Dernière phrase de cet opus lu d'une traite grâce à une amie de Babelio qui se reconnaîtra.
Même si j'ai lu trois ou quatre romans de cet auteur celui- là est particulier .
Je ne vais pas en dire grand- chose sauf que c'est un beau récit introspectif, autobiographique ou comment surmonter un vide abyssal après la disparition de sa famille à l'âge de 22 ans?
D'autres l'ont fait avant moi.
Une histoire douloureuse , un livre qui ne se raconte pas , il se lit..

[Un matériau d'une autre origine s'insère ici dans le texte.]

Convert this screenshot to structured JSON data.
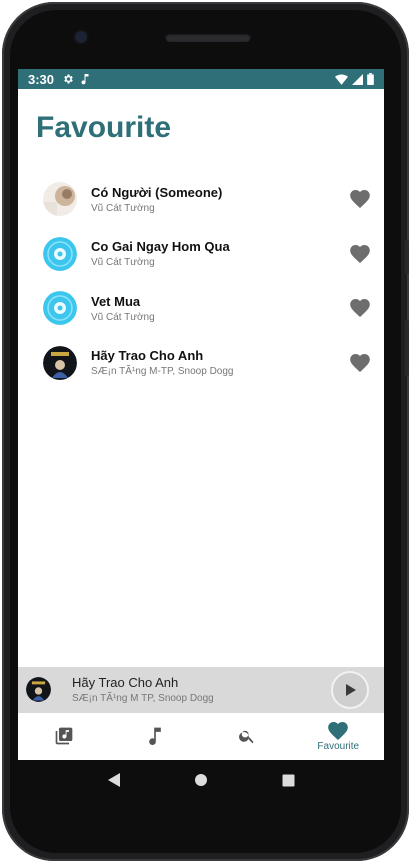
{
  "status_bar": {
    "time": "3:30",
    "icons_left": [
      "gear-icon",
      "music-note-icon"
    ],
    "icons_right": [
      "wifi-icon",
      "signal-icon",
      "battery-icon"
    ],
    "color": "#2e6f78"
  },
  "page": {
    "title": "Favourite",
    "accent": "#2e6f78"
  },
  "favourites": [
    {
      "title": "Có Người (Someone)",
      "artist": "Vũ Cát Tường",
      "art": "album-art-light"
    },
    {
      "title": "Co Gai Ngay Hom Qua",
      "artist": "Vũ Cát Tường",
      "art": "disc-icon"
    },
    {
      "title": "Vet Mua",
      "artist": "Vũ Cát Tường",
      "art": "disc-icon"
    },
    {
      "title": "Hãy Trao Cho Anh",
      "artist": "SÆ¡n TÃ¹ng M-TP, Snoop Dogg",
      "art": "album-art-dark"
    }
  ],
  "mini_player": {
    "title": "Hãy Trao Cho Anh",
    "artist": "SÆ¡n TÃ¹ng M TP, Snoop Dogg",
    "button": "play-icon"
  },
  "bottom_nav": [
    {
      "icon": "library-icon",
      "label": "",
      "active": false
    },
    {
      "icon": "music-note-icon",
      "label": "",
      "active": false
    },
    {
      "icon": "search-icon",
      "label": "",
      "active": false
    },
    {
      "icon": "heart-icon",
      "label": "Favourite",
      "active": true
    }
  ],
  "system_nav": [
    "back-icon",
    "home-icon",
    "recents-icon"
  ]
}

Le style est vif, sobre, la langue parfois hésitante ,fragile, sans phrases inutiles, sans gras, aucun apitoiement , une survivance à travers un road- trip en Amérique : sur les routes californiennes , à l'écoute de morceaux de Lloyd Cole, cuivres, , batteries et cordes, aux côtés de ses deux meilleurs amis , Laure et Samuel ....
Intense Voyage intérieur, prenant et exigeant , poignant et éparpillé , décalé et irréel, dans la nuit américaine qui interpelle, prend aux tripes entre douleur, questions, interrogations.
LUTTE perpétuelle pour continuer, survivre, revivre.... coûte que coûte , une mouvance pimentée d'humour et de dérision à l'image d'un funambule qui serre les dents , là - haut , tout là-haut ...
Tel un hymne à la vie et à la vitalité.
Rien à perdre !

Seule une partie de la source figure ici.